Name of the articles in the cargo, quantity, unit price, amount, ship name, shipping date, shipping port, destination port, etc. are mentioned.
Proforma Invoice
In general business situations it refers to the document mentioning the price and other contract terms, issued by the seller (exporter) after the receipt of the written order and the notification of order from the buyer (importer). After confirming this document, the buyer arranges a bank remittance and opening of a L/C. Accordingly, interpretation in Japanese would be closer to a confirmation of order rather than a quote.
Customs Invoice
The invoice issued for the customs in order to make the declaration of export during the export customs clearance.
Consular Invoice
In order the prove the validity of the price of exported goods, the consulates of the importing country located within the exporting country issues a visa on the invoice or certificate of origin prepared by the exporter. It is used for a fair collection of customs duties in importing countries and for preparing statistic materials. Although there is tendency to abolish it recently, there still are countries in the Middle East, Africa and South America where this invoice is required for the customs clearance when importing. Because the consular visa is costly and time consuming, when there are modifications in the content of the documents, such as those caused by change of loading date, it becomes a troublesome problem.

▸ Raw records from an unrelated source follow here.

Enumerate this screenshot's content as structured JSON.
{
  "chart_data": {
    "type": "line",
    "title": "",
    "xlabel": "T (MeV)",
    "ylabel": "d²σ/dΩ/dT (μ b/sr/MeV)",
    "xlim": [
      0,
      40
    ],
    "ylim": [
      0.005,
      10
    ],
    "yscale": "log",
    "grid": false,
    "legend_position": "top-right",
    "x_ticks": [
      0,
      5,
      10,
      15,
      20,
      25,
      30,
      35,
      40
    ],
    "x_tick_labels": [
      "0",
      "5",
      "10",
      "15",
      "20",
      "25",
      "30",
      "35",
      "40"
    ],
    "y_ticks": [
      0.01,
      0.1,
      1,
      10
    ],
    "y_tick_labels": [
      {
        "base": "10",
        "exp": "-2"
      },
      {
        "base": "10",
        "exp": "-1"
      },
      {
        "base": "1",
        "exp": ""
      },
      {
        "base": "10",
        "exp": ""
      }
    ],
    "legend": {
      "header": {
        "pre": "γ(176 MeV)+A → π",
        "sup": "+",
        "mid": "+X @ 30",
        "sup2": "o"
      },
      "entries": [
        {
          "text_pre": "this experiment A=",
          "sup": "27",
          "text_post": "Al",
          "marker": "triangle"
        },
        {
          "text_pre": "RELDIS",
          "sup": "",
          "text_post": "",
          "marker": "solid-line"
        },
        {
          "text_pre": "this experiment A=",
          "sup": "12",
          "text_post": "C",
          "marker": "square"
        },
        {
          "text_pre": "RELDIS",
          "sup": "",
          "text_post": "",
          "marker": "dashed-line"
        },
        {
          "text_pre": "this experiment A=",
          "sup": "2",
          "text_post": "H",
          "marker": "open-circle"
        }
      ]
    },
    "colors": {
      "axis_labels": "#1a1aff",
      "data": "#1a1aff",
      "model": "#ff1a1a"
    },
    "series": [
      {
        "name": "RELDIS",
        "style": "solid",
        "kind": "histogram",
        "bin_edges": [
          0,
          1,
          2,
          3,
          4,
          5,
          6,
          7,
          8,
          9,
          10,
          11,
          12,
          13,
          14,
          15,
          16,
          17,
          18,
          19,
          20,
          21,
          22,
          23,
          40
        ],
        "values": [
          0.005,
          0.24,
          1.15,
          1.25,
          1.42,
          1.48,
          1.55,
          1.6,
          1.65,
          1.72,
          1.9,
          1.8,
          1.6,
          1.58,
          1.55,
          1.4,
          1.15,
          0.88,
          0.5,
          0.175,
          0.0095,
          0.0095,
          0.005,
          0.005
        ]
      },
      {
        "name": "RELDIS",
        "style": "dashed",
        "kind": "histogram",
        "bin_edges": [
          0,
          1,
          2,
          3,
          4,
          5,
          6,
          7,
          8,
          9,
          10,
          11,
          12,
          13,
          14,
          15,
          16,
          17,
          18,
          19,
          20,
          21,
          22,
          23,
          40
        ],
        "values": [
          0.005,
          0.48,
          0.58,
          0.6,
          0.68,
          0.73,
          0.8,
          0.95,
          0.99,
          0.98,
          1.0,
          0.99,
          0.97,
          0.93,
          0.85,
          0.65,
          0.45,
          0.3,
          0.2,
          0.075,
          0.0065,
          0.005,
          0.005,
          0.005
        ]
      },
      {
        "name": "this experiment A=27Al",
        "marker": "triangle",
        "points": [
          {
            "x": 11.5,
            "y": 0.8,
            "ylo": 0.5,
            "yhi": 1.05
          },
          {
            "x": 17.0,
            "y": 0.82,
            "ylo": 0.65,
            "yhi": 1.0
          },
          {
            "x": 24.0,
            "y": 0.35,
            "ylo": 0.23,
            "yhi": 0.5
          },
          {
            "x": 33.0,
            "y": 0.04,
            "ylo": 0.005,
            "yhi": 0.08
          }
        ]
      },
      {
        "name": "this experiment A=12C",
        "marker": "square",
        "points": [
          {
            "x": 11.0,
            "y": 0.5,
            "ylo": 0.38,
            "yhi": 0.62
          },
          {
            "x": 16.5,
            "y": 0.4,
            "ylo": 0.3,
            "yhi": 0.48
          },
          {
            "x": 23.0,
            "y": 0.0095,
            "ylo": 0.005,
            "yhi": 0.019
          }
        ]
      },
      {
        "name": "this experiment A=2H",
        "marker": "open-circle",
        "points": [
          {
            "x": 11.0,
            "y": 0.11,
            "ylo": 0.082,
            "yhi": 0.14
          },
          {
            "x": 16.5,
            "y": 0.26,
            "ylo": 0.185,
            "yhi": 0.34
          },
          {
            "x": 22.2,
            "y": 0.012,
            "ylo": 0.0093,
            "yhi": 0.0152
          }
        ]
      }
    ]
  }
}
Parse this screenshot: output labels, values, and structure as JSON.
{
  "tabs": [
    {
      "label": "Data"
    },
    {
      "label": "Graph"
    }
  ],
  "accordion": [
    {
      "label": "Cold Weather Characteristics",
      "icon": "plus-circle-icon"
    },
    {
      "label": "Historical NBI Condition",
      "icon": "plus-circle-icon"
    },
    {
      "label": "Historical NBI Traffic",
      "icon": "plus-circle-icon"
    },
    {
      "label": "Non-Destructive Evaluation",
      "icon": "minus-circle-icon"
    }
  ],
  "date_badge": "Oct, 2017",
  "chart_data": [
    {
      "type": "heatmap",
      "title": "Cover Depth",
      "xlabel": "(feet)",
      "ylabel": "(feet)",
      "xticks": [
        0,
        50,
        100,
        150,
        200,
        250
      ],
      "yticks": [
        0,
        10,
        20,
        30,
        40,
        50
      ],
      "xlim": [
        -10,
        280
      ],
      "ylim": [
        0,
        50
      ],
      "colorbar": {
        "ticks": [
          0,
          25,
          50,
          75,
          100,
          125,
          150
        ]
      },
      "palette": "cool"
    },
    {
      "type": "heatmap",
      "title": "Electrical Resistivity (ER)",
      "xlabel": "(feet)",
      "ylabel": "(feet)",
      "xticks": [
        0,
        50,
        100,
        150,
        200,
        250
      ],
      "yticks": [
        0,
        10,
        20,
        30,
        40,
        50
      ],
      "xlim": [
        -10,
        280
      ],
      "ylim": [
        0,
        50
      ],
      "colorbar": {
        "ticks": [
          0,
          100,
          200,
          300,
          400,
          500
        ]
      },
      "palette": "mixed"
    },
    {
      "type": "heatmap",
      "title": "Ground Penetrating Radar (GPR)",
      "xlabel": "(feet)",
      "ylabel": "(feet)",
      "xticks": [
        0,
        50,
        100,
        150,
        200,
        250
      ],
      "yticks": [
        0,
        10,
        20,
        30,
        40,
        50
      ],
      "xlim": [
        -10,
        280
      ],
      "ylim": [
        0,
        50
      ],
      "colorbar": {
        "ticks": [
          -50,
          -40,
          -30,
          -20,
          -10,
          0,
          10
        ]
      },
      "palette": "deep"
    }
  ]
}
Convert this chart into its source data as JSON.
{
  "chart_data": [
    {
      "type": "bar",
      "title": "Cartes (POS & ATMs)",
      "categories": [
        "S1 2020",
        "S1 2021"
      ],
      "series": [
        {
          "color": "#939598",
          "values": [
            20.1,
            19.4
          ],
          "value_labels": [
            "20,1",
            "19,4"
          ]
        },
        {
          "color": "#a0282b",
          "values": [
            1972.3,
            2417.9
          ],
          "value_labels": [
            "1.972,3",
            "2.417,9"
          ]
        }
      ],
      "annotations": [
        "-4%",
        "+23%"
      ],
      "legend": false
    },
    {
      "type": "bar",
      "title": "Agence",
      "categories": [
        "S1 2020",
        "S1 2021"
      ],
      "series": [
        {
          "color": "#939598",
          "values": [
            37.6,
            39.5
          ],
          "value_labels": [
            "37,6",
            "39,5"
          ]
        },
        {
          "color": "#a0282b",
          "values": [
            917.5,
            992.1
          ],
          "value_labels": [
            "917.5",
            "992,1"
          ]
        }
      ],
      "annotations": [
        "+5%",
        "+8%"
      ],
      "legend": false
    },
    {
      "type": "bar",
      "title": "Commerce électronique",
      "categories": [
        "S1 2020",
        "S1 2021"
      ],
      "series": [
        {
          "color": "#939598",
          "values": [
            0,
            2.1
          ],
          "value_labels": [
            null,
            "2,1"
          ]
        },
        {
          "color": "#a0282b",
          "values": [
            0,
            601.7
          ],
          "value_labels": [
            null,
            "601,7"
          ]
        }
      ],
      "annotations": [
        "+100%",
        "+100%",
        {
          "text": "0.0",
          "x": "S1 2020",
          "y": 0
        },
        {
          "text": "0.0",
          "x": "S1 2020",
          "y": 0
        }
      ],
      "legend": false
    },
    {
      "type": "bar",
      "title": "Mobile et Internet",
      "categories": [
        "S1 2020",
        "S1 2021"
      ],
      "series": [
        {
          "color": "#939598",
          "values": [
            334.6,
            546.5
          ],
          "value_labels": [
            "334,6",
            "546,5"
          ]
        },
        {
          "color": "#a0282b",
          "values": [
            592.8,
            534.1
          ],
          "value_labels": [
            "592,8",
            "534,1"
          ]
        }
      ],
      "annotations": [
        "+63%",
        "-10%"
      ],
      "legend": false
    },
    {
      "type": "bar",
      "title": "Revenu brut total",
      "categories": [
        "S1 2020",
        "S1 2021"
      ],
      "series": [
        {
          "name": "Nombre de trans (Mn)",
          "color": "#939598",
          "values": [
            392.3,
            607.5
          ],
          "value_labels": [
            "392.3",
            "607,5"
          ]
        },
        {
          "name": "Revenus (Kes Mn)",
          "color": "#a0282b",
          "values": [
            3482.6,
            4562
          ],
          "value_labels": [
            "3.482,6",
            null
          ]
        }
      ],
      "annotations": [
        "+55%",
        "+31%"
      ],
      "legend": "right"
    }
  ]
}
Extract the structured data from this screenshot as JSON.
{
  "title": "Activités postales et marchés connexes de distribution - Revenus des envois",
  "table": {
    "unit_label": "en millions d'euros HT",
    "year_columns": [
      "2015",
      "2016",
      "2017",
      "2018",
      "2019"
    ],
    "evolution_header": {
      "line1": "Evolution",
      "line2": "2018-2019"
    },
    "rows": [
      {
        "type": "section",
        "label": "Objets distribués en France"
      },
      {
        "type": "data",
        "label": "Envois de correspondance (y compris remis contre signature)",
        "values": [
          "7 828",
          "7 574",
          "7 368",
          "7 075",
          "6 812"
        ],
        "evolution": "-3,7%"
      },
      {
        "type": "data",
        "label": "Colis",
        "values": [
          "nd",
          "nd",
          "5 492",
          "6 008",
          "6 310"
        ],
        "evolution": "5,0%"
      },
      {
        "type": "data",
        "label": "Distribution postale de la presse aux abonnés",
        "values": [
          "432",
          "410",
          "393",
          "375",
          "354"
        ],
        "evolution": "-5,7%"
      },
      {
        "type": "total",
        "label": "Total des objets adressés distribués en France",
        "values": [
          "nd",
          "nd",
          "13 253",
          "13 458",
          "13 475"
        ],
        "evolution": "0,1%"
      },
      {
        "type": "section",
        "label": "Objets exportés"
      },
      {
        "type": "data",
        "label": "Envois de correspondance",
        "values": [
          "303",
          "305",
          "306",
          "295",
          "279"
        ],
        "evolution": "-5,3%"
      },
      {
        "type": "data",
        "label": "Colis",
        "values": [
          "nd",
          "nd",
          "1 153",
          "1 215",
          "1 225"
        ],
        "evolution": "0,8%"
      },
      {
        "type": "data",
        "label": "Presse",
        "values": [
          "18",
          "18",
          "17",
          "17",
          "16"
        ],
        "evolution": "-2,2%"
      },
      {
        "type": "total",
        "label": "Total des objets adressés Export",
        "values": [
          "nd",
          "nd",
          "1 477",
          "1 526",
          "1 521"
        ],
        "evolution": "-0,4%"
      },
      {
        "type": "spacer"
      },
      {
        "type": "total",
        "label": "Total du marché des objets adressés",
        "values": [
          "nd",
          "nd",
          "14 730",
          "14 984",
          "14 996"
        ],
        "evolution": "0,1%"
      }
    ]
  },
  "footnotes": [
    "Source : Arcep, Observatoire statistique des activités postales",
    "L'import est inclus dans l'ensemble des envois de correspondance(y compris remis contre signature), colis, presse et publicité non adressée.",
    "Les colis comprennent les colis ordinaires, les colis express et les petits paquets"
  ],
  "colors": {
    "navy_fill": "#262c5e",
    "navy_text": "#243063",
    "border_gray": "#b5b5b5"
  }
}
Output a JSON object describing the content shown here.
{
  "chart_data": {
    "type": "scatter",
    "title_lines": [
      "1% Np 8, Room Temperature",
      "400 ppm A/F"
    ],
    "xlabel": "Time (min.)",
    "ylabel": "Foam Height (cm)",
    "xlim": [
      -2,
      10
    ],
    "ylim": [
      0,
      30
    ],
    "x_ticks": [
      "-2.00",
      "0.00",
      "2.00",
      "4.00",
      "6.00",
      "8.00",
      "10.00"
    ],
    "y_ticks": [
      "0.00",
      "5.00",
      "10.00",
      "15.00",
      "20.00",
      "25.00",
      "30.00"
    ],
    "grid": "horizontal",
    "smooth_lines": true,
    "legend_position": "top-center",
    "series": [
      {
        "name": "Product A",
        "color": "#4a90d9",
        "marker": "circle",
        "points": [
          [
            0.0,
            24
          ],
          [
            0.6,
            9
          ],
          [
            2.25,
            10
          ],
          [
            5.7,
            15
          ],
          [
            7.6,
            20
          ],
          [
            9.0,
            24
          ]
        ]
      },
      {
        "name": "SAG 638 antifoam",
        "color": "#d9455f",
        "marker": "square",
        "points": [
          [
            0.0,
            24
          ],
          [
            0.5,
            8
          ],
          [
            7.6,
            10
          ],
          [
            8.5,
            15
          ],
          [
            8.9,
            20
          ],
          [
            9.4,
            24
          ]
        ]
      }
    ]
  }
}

ISO (International Organization for Standardization)

A private nonprofit organization founded in February 1947 for development of international standards in industrial fields (mining and manufacturing, agriculture, pharmaceuticals industries etc. excluding electronic equipment) and promotion of their utilization. Headquartered in Geneva, Switzerland, with over 150 member countries. The participation is limited to representatives of each country’s national standards organizations, and from Japan the Japanese Industrial Standards Committee (JISC) is participating. The standards established by the International Organization for Standardization are ISO Standards, for example there are international standards for industrial products such as the ISO screw thread, but also international standards regarding mechanisms of quality control, such as ISO 9001. The ISO standards are the consumers’ criteria for product selection and recently, obtaining ISO standards sometimes becomes a condition of transaction.

ISO Container (Tank Container, Tanktainer, Isotainer)

A type of container for marine cargo, used mainly for transportation of liquid cargo. Manufactured according to ISO (International Organization for Standardization) standards, it is also called ISO container (ISO tank). The interior is usually made of stainless steel fixed in a metallic frame. Different from the dry container, the 40 feet-size type is not available, but only the 20 feet type. Transportation with a tank container is typically requested to a specialized operator.